El diagnóstico
Marco A. Almazán
El doctor Gorozpe de la Polaina, un hombre joven, bien parecido, excelentemente forrado desde el punto de vista económico por ambas ramas de su aristocrática familia, recién egresado de la Facultad de Medicina con notas sobresalientes y mención honorífica, entró en la sala número trece y miró rápida y someramente al enfermo. Su tez amarillenta le hizo diagnosticar sin más trámite:
—Hepatitis.
—Doctor —se atrevió a interrumpir la enfermera que lo seguía—, sólo que...
El doctor Gorozpe de la Polaina enarcó las cejas, puso las manos atrás y giró lentamente sobre sus talones.
—Señorita Mondínguez —carraspeó —. ¿Tiene usted la bondad de decirme quién es el médico aquí?
—Usted, doctor —repuso la enfermera sonrojándose ligeramente.
—Y si el médico dice que un paciente tiene hepatitis, ¿puede una simple enfermera corregir o enmendarle su diagnóstico?
—Naturalmente que no, doctor; pero es que...
—Señorita Mondínguez —Continuó el joven facultativo ahuecando la voz y balanceándose alternativamente sobre las puntas de los pies y los talones, siempre con las manos cruzadas a la espalda—: Yo digo las cosas solamente una vez. Y si pretende usted continuar adscrita a mí en este sanatorio, conviene que sepa que no tolero intromisiones, injerencias y menos contradicciones. Sí yo diagnostico que un enfermo tiene hepatitis, significa que el enfermo contrajo hepatitis, que está en cama a causa de su hepatitis y que lo más probable es que muera de hepatitis. A menos, como es natural, que yo le cure su hepatitis. ¿Entendido?
—Entendido, doctor —agachó la cabeza la enfermera, encendiéndose un cromogramo más.
—Muy bien. Entonces haga favor de aplicarle una inyección de sulfabencina metapirofosfórica de aminosalicilato cada tres horas y téngame informado de la evolución del enfermo. Que le hagan una electrósmosis del perigeo y dos análisis Wolfgang del hipocondrio derecho.
—Muy bien, doctor; nada más que... —interrumpió nuevamente la enfermera.
El joven médico la fulminó con una mirada a través de sus finos cristales de color lila. La muchacha volvió a inclinar la cabeza.
—Después de la segunda inyección —añadió el galeno—, espero que ese color amarillento ceda a uno rosadito claro. Avíseme sobre el particular.
—Le avisaré, doctor, nada más que...
El doctor Gorozpe de la Polaina dio una tremenda patada sobre el inmaculado piso de mármol.
— ¡Una interferencia más y me veré obligado a solicitar su despido sin derecho a compensación ni aguinaldo! Si persiste en objetar mis indicaciones, haré que la den de baja del cuerpo de enfermeras y que le retiren el distintivo de Florencia Nightingale.

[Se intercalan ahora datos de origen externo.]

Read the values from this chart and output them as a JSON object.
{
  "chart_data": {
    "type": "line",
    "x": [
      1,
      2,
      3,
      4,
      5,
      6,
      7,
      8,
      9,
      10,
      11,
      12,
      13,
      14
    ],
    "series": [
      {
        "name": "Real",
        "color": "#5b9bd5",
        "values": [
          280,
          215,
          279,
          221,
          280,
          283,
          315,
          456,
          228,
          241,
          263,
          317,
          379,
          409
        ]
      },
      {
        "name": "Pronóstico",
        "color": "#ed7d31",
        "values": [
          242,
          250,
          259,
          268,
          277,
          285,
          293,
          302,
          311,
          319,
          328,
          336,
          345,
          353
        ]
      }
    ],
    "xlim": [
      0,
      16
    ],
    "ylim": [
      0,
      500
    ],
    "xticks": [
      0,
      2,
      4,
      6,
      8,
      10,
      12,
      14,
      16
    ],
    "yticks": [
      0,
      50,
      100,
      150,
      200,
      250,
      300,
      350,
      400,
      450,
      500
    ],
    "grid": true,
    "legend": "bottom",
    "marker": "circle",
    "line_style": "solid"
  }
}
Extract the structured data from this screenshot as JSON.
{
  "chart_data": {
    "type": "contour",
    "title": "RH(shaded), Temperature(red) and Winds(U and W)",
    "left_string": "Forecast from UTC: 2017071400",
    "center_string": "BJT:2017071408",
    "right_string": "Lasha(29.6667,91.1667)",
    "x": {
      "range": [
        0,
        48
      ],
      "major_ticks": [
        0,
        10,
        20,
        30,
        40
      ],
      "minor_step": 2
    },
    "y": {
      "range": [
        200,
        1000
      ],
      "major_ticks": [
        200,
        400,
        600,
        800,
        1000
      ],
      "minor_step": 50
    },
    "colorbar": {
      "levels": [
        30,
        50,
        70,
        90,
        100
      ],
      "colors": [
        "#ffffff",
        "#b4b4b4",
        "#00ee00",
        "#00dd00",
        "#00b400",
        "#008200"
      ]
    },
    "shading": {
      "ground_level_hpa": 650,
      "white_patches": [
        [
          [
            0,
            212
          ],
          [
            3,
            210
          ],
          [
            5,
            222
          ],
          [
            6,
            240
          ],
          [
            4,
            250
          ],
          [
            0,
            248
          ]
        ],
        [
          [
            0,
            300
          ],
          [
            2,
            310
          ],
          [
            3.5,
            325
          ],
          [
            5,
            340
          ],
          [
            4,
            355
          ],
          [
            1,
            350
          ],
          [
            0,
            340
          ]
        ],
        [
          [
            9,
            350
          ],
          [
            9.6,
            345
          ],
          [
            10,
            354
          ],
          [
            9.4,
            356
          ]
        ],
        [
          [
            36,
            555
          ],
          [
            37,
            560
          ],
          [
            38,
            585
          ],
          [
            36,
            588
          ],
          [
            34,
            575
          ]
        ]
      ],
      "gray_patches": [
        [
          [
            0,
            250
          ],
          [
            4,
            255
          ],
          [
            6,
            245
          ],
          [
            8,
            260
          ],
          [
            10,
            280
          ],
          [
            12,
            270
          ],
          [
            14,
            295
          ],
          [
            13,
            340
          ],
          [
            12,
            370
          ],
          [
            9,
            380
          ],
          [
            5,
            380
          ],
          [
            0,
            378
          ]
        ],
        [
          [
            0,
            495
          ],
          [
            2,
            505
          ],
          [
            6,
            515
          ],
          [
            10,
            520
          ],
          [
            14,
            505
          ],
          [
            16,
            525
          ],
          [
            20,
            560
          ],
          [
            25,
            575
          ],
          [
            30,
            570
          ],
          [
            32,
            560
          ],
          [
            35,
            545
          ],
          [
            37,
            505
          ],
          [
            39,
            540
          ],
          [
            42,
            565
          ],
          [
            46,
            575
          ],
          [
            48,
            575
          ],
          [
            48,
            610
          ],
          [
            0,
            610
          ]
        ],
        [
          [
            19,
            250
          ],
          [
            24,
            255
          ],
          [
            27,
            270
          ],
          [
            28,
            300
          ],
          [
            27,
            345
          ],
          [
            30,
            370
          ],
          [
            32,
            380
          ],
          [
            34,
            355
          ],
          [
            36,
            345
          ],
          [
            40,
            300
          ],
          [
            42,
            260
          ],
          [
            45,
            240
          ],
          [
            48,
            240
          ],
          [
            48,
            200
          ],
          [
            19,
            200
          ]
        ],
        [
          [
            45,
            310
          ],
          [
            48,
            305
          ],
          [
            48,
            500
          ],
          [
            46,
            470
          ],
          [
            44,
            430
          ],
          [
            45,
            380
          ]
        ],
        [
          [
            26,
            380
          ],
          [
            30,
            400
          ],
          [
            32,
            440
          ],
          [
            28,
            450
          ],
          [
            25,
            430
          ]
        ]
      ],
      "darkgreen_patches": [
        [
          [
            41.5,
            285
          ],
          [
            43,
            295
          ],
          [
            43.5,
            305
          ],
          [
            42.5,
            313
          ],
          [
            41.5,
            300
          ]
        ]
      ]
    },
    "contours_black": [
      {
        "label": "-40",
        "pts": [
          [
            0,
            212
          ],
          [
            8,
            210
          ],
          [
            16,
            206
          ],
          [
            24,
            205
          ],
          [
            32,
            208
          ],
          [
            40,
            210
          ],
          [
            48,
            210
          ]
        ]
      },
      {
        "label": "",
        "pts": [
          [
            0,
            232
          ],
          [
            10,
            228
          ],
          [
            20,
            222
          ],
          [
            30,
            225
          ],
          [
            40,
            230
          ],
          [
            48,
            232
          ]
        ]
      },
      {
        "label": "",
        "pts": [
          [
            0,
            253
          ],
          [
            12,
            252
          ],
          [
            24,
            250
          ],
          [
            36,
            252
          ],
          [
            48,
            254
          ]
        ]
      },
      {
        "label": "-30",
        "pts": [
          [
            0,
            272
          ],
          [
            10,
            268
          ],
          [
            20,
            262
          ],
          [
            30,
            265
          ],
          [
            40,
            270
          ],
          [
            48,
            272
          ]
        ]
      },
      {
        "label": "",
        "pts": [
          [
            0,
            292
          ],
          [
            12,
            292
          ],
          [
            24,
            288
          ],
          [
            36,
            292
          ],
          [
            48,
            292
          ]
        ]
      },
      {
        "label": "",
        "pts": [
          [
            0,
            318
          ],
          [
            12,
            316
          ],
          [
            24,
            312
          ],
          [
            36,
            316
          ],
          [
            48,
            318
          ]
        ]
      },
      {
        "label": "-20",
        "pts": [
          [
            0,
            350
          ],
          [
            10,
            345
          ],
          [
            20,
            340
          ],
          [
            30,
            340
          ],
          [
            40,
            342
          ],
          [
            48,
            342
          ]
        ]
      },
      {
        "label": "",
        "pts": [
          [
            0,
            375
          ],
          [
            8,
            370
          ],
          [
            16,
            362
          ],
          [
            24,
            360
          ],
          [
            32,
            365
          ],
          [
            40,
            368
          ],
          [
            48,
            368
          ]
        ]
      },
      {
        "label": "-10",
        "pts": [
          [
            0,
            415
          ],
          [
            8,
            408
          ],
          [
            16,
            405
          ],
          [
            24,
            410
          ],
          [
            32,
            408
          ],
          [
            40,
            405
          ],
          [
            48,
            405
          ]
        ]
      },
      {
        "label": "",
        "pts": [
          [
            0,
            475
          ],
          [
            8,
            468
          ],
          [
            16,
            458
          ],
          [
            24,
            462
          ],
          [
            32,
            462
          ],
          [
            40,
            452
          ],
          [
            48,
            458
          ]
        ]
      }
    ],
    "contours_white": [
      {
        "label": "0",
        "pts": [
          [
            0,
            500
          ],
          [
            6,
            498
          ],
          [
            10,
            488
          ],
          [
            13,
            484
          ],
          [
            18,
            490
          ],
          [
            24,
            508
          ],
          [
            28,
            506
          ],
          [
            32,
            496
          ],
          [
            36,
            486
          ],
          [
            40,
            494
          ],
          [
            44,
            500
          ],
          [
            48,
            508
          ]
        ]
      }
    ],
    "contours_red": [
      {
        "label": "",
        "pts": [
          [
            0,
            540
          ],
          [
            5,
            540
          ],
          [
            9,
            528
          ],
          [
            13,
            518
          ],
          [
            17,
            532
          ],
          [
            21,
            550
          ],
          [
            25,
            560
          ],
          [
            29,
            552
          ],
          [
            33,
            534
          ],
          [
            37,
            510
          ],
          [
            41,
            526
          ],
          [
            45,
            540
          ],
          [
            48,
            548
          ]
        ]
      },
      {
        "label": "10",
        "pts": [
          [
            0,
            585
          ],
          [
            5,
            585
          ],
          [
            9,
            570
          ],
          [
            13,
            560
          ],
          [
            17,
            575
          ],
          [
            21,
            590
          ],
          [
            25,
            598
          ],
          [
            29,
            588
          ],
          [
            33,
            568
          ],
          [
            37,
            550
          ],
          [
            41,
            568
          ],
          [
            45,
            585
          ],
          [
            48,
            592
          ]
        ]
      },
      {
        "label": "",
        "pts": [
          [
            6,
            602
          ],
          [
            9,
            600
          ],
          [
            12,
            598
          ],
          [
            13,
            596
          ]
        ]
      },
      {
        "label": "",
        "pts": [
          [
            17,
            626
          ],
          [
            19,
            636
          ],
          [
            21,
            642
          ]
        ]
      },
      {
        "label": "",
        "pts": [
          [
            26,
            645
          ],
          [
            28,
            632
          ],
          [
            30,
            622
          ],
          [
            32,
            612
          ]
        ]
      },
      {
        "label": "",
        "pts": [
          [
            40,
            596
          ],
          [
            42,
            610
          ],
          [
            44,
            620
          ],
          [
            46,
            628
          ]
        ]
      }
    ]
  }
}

La pobre chica palideció y se retorció las manos.
—De continuar el tinte amarillento de la epidermis, duplíquele la dosis de sulfabencina —concluyó el joven médico en tono que no admitía réplica.
—Muy bien, doctor —suspiró la enfermera.
El facultativo continuó su recorrido por las salas del sanatorio que tenía asignadas y después se marchó a su club a tomar el aperitivo. Almorzó en casa de los banqueros De la Lana y Escalón, y por la tarde jugó al golf. Al anochecer regresó al sanatorio.
— ¿A1guna novedad? —preguntó a la enfermera.
—Sí, doctor. El japonés de la sala trece falleció a las diecisiete treinta a consecuencia de su afección cardiaca.
El joven doctor Gorozpe de la Polaina se quedó con la boca abierta.
—Según parece —agregó muy seria la enfermera—, no resistió la doble dosis de sulfabencina metapirofosfórica de aminosalicilato ni la electrósmosis del perigeo.